The following article was published by Reidar Visser, an historian of Iraq educated at the University of Oxford and currently based at the Norwegian Institute of International Affairs. It is reproduced here with the author’s permission. The opinions expressed are those of the author, and do not necessarily reflect the views of Iraq Business News.
The decision by the Iraqi parliament on 18 April to cancel a clause of an old law dating from 1971 has led to a public debate about presidential prerogatives that reveals just how immature and shaky Iraq’s post-2003 system of government is.
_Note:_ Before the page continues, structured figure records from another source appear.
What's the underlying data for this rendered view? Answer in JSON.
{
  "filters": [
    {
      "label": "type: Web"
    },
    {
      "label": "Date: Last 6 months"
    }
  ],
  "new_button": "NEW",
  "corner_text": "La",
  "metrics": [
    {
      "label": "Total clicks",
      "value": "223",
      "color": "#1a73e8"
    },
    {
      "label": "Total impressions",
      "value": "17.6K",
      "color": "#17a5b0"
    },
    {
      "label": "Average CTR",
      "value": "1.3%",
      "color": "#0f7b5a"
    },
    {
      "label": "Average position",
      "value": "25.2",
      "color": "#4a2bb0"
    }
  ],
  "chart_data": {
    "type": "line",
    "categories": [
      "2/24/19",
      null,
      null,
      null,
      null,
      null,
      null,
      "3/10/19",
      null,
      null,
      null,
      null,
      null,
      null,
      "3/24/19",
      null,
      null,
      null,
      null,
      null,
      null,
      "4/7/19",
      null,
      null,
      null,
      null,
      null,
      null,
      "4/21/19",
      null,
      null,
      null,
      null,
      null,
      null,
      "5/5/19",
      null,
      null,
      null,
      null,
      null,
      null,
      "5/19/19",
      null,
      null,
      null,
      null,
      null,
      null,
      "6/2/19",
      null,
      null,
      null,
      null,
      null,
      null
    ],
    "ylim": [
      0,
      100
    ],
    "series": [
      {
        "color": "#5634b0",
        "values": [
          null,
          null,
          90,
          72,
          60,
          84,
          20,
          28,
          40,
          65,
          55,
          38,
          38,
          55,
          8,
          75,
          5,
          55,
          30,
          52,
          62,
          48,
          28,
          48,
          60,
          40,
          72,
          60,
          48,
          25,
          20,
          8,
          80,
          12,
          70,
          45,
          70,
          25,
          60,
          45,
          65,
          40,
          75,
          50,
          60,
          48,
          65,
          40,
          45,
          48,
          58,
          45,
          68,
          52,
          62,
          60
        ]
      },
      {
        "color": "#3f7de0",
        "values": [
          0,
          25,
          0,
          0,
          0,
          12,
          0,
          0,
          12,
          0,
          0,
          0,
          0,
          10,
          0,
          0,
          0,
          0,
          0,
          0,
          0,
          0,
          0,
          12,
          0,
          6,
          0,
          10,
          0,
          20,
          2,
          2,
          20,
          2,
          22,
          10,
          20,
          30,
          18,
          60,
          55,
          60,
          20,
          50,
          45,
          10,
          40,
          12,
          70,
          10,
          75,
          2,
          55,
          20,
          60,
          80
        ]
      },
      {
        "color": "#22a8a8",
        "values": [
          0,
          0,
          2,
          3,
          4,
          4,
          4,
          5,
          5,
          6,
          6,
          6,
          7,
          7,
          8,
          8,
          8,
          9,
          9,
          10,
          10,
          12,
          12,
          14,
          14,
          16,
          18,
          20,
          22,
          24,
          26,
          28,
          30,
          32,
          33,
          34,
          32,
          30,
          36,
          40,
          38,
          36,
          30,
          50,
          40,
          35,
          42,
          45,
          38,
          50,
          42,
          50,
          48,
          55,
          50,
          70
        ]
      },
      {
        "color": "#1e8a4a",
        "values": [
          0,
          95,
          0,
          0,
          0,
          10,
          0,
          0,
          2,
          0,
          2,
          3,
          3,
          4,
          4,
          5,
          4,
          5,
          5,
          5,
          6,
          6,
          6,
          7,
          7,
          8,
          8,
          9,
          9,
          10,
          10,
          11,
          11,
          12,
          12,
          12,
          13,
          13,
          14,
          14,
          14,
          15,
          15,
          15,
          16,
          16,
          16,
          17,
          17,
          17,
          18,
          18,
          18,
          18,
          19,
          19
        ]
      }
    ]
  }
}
The core of the matter relates to the cancellation by parliament of clause 136b in the Baath-era law on the organisation of the courts from 1971 that offered civil servants a degree of of immunity from prosecution in matters related to government service.
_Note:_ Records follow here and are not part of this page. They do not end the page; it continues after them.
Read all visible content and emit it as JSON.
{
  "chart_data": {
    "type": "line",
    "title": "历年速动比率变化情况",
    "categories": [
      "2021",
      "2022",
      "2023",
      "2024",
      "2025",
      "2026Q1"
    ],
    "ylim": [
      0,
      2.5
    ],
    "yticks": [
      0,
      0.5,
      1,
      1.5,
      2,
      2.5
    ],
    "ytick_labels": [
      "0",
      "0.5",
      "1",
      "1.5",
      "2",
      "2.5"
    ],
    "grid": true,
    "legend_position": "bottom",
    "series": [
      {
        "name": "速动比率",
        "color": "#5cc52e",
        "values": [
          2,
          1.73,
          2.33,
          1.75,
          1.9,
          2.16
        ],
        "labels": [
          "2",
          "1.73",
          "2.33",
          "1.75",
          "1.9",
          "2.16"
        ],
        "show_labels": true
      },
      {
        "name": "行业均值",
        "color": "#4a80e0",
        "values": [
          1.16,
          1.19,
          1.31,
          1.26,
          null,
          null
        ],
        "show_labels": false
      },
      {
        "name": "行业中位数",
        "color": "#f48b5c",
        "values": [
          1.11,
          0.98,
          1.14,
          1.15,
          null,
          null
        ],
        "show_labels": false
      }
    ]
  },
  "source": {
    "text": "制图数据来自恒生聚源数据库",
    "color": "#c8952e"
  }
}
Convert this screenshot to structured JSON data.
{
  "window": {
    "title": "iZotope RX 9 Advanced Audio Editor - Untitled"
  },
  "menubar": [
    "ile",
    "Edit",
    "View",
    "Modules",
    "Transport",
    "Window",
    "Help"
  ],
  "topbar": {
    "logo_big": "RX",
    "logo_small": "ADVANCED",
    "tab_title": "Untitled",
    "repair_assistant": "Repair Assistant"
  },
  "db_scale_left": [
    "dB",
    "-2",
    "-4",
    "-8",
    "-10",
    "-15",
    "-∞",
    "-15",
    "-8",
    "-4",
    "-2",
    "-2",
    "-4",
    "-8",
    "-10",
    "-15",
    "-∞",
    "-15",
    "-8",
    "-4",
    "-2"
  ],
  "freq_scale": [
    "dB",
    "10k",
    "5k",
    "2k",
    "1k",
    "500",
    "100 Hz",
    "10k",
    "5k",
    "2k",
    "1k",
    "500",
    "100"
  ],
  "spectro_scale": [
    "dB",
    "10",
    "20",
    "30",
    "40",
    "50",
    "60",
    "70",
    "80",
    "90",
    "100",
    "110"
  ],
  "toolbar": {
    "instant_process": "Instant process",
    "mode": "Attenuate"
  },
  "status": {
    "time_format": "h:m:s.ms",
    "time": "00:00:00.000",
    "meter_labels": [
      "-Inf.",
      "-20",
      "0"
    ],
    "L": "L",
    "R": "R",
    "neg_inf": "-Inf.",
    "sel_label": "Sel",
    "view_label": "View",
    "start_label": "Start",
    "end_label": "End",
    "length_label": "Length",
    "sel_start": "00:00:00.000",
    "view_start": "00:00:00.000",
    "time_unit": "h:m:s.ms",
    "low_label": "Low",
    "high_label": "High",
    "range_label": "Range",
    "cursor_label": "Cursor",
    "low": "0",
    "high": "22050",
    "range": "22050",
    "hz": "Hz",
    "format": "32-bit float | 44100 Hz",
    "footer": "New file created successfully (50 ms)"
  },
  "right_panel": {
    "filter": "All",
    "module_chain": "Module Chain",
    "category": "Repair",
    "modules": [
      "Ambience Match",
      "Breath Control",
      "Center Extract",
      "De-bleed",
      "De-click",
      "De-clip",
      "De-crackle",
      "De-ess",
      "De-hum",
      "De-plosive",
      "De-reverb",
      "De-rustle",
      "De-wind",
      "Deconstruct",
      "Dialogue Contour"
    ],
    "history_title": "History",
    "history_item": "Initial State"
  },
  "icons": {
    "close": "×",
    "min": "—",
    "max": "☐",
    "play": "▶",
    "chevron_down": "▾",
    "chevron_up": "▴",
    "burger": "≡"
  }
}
The measure had been promptly removed by Paul Bremer in 2003 but was reintroduced during the time of Ayad Allawi’s interim government in 2004. In removing the clause, Iraqi parliamentarians made reference to the ways in which it had enabled government officials to protect themselves against accusations of corruption.
The substantive issues at hand could merit a separate discussion. However, in terms of constitutional implications, it is the reactions to the passage of this act of legislation that are most important as indicators of the maturity or otherwise of Iraq’s post-2003 political system. It has been revealed that after the law was passed on 18 April, a letter was sent on 26 April from the Iraqi government to the Iraqi president, Jalal Talabani, asking him to take “the necessary constitutional measures to oppose the parliamentary decision to annul clause 136b”.
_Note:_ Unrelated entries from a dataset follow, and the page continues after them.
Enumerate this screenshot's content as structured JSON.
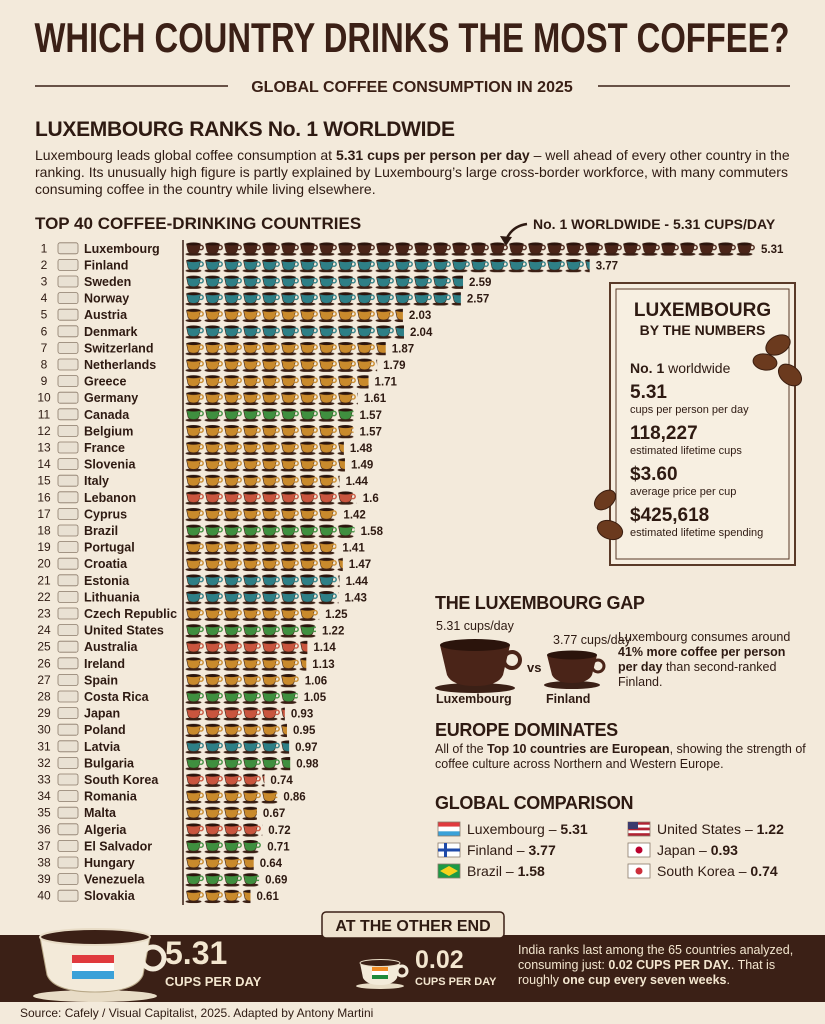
{
  "header": {
    "title": "WHICH COUNTRY DRINKS THE MOST COFFEE?",
    "subtitle": "GLOBAL COFFEE CONSUMPTION IN 2025"
  },
  "intro": {
    "heading": "LUXEMBOURG RANKS No. 1 WORLDWIDE",
    "text": [
      "Luxembourg leads global coffee consumption at ",
      "5.31 cups per person per day",
      " – well ahead of every other country in the ranking. Its unusually high figure is partly explained by Luxembourg’s large cross-border workforce, with many commuters consuming coffee in the country while living elsewhere."
    ]
  },
  "chart_data": {
    "type": "bar",
    "orientation": "horizontal",
    "title": "TOP 40 COFFEE-DRINKING COUNTRIES",
    "annotation": "No. 1 WORLDWIDE - 5.31 CUPS/DAY",
    "ranks": [
      1,
      2,
      3,
      4,
      5,
      6,
      7,
      8,
      9,
      10,
      11,
      12,
      13,
      14,
      15,
      16,
      17,
      18,
      19,
      20,
      21,
      22,
      23,
      24,
      25,
      26,
      27,
      28,
      29,
      30,
      31,
      32,
      33,
      34,
      35,
      36,
      37,
      38,
      39,
      40
    ],
    "categories": [
      "Luxembourg",
      "Finland",
      "Sweden",
      "Norway",
      "Austria",
      "Denmark",
      "Switzerland",
      "Netherlands",
      "Greece",
      "Germany",
      "Canada",
      "Belgium",
      "France",
      "Slovenia",
      "Italy",
      "Lebanon",
      "Cyprus",
      "Brazil",
      "Portugal",
      "Croatia",
      "Estonia",
      "Lithuania",
      "Czech Republic",
      "United States",
      "Australia",
      "Ireland",
      "Spain",
      "Costa Rica",
      "Japan",
      "Poland",
      "Latvia",
      "Bulgaria",
      "South Korea",
      "Romania",
      "Malta",
      "Algeria",
      "El Salvador",
      "Hungary",
      "Venezuela",
      "Slovakia"
    ],
    "values": [
      5.31,
      3.77,
      2.59,
      2.57,
      2.03,
      2.04,
      1.87,
      1.79,
      1.71,
      1.61,
      1.57,
      1.57,
      1.48,
      1.49,
      1.44,
      1.6,
      1.42,
      1.58,
      1.41,
      1.47,
      1.44,
      1.43,
      1.25,
      1.22,
      1.14,
      1.13,
      1.06,
      1.05,
      0.93,
      0.95,
      0.97,
      0.98,
      0.74,
      0.86,
      0.67,
      0.72,
      0.71,
      0.64,
      0.69,
      0.61
    ],
    "colors": [
      "#4a2418",
      "#2e7f86",
      "#2e7f86",
      "#2e7f86",
      "#c98a2c",
      "#2e7f86",
      "#c98a2c",
      "#c98a2c",
      "#c98a2c",
      "#c98a2c",
      "#3f8f3f",
      "#c98a2c",
      "#c98a2c",
      "#c98a2c",
      "#c98a2c",
      "#c9553e",
      "#c98a2c",
      "#3f8f3f",
      "#c98a2c",
      "#c98a2c",
      "#2e7f86",
      "#2e7f86",
      "#c98a2c",
      "#3f8f3f",
      "#c9553e",
      "#c98a2c",
      "#c98a2c",
      "#3f8f3f",
      "#c9553e",
      "#c98a2c",
      "#2e7f86",
      "#3f8f3f",
      "#c9553e",
      "#c98a2c",
      "#c98a2c",
      "#c9553e",
      "#3f8f3f",
      "#c98a2c",
      "#3f8f3f",
      "#c98a2c"
    ]
  },
  "stats_box": {
    "title": "LUXEMBOURG",
    "subtitle": "BY THE NUMBERS",
    "rank": [
      "No. 1",
      " worldwide"
    ],
    "items": [
      {
        "value": "5.31",
        "label": "cups per person per day"
      },
      {
        "value": "118,227",
        "label": "estimated lifetime cups"
      },
      {
        "value": "$3.60",
        "label": "average price per cup"
      },
      {
        "value": "$425,618",
        "label": "estimated lifetime spending"
      }
    ]
  },
  "gap": {
    "heading": "THE LUXEMBOURG GAP",
    "left": {
      "label": "5.31 cups/day",
      "name": "Luxembourg"
    },
    "right": {
      "label": "3.77 cups/day",
      "name": "Finland"
    },
    "vs": "vs",
    "text": [
      "Luxembourg consumes around ",
      "41% more coffee per person per day",
      " than second-ranked Finland."
    ]
  },
  "europe": {
    "heading": "EUROPE DOMINATES",
    "text": [
      "All of the ",
      "Top 10 countries are European",
      ", showing the strength of coffee culture across Northern and Western Europe."
    ]
  },
  "comparison": {
    "heading": "GLOBAL COMPARISON",
    "items": [
      {
        "name": "Luxembourg –",
        "value": "5.31"
      },
      {
        "name": "Finland –",
        "value": "3.77"
      },
      {
        "name": "Brazil –",
        "value": "1.58"
      },
      {
        "name": "United States –",
        "value": "1.22"
      },
      {
        "name": "Japan –",
        "value": "0.93"
      },
      {
        "name": "South Korea –",
        "value": "0.74"
      }
    ]
  },
  "other_end": {
    "heading": "AT THE OTHER END",
    "top_value": "5.31",
    "top_unit": "CUPS PER DAY",
    "low_value": "0.02",
    "low_unit": "CUPS PER DAY",
    "text": [
      "India ranks last among the 65 countries analyzed, consuming just: ",
      "0.02 CUPS PER DAY.",
      ". That is roughly ",
      "one cup every seven weeks",
      "."
    ]
  },
  "source": "Source: Cafely / Visual Capitalist, 2025. Adapted by Antony Martini"
}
The problem, of course, is that no such “constitutional measures” exist! After the transitional presidency council was abolished in November 2010, the (ordinary) president no longer has any specified veto power since laws issued by parliament automatically come into force after 15 days whether the president opts to formally sign them or not. Had a presidential veto power in fact existed there would have been no need to specify one in the final transitional clauses of the constitution which created the temporary presidency council for the 2005-2010 period. Also, it would not have been logical for the Kurds to seek an extension of the collective presidency council (this was one of their 19 demands for joining the second Maliki government) if in fact the presidency alredy enjoyed veto power, since everyone expected that Talabani would become president anyway at the time when they presented their demands.